More people live in poverty in the U.S. than at any time since the government started keeping track 51 years ago. A Census Bureau report said that 43 million Americans lived in poverty in 2009. That’s 14. 3 percent of the population, a jump from 13.2 percent in 2008. Republicans are already using the new poverty statistics to criticize the Obama administration as midterm elections draw near. A closer look at the poverty rate over the last decade shows the GOP is complicit in causing the spike. Liberals say the poverty rate underestimates the true level of economic misery. Conservatives say it exaggerates the problem. Next year, the government will start considering additional factors in an effort to get a more accurate reading of poverty in the U.S.
Poverty rate bad, but could have been worse
The jump in the poverty rate was expected.
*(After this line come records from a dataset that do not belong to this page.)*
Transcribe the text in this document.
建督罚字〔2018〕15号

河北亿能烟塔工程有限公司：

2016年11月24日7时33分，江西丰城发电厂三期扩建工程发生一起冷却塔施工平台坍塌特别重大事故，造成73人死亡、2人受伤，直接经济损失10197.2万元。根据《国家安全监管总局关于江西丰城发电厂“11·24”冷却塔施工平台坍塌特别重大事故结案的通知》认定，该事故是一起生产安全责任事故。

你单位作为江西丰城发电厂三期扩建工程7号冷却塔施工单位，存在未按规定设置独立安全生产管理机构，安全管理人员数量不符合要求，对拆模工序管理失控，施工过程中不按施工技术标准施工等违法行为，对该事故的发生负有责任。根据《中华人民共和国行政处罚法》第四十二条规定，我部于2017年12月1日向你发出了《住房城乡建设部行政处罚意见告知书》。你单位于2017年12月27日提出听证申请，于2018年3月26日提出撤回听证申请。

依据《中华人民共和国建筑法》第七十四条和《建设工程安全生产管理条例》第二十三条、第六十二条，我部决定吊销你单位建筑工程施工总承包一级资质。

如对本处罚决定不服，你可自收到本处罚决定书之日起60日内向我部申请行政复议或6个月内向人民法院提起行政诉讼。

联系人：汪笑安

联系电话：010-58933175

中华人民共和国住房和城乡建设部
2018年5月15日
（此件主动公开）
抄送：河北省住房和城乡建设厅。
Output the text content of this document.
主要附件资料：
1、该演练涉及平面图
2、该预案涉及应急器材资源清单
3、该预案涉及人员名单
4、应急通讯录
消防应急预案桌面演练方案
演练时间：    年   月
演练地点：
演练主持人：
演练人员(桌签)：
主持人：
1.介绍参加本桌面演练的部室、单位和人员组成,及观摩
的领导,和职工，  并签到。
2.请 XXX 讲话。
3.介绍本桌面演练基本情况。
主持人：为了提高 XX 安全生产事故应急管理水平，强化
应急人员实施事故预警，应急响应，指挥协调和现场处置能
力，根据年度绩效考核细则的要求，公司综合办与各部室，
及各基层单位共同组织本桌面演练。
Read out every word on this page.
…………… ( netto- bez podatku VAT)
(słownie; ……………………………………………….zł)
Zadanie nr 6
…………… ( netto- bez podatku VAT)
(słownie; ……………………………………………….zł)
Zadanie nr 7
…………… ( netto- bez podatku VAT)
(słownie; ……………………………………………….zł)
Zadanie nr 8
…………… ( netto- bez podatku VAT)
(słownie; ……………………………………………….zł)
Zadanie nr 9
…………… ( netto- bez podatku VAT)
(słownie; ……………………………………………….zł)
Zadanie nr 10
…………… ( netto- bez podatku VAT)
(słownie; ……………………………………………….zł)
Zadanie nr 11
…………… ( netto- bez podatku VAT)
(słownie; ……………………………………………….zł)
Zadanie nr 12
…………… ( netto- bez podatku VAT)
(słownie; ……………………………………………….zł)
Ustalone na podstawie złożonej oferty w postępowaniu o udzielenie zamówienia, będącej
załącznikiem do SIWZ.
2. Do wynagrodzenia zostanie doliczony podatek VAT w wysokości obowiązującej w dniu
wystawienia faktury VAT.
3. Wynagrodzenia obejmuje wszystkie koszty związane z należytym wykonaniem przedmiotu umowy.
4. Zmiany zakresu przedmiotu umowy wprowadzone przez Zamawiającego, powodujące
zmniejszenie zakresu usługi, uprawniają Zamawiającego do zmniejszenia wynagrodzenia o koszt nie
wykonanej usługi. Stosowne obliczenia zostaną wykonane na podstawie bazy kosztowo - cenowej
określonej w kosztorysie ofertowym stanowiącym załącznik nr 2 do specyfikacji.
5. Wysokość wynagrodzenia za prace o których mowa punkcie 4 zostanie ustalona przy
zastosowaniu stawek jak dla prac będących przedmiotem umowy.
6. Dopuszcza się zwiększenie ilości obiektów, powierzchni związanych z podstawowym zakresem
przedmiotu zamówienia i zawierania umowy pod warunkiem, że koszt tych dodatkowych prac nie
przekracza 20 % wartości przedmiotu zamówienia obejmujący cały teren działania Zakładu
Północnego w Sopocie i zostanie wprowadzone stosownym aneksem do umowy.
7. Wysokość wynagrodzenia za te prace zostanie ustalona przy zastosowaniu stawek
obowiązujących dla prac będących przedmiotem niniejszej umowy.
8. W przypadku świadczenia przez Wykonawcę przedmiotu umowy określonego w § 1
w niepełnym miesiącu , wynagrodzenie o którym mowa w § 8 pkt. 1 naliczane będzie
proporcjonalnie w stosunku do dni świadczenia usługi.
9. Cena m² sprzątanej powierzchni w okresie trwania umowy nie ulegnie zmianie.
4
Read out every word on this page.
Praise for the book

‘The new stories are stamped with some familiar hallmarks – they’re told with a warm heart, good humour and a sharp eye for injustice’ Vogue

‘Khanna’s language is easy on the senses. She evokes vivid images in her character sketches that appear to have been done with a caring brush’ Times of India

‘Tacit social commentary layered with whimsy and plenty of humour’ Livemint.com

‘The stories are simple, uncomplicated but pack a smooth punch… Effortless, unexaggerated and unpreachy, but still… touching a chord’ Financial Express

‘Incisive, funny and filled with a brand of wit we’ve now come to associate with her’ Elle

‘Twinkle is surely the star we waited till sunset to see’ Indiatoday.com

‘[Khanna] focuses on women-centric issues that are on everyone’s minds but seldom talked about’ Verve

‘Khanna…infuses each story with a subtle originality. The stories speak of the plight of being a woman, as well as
In fact, the Washington Independent reports that demographers expected it to be about 15 percent. A Census Bureau official told CNN that the poverty rate would have been higher if not for a decline in poverty among elderly Americans, which fell to 8.9 percent from 9.7 percent. The poverty threshold, or poverty line, is the minimum income deemed necessary for an adequate standard of living. Considering that standard, the poverty threshold seems overly optimistic. According to the Census Bureau, a family of four is living in poverty with an income of $22,050. A married couple: $14,570. A single individual: $10,830.
Unrealistic poverty thresholds
U.S. poverty thresholds were formulated in the early 1960s based on the minimum a family needs to spend on food. MSNBC reports that experts say current methods of calculating the number of Americans living in poverty fails to consider important factors beyond income. Shawn Fremstad of Center for Economic and Policy Research told MSNBC that current poverty threshold is unrealistically low in terms of what it takes to survive in today’s economy. Starting in 2011, the government plans to formulate additional metrics incorporating factors like tax credits and work expenses to determine poverty thresholds. Fremstad suggested a metric based on median income to show how poor people are doing compared to society at large. Median income in the U.S. was $49,777 in 2009.
Let the finger pointing begin
Political pundits are saying that the poverty rate is another liability for the Obama administration and Democrats for the November midterm elections. Yet poverty did not fall during the Bush era economic expansion in the 2000s. As reported by the Washington Independent, Rebecca Blank of the Commerce Department said last year in congressional testimony that in the 2001 recession, the poverty rate rose as expected and never came down. The poverty rate rose .08 percent during the the 2000s expansion. A greater share of the U.S. population was poor in 2007 than in 2001. The poverty increases during the great recession came on top of numbers already elevated by eight years of GOP economic policies.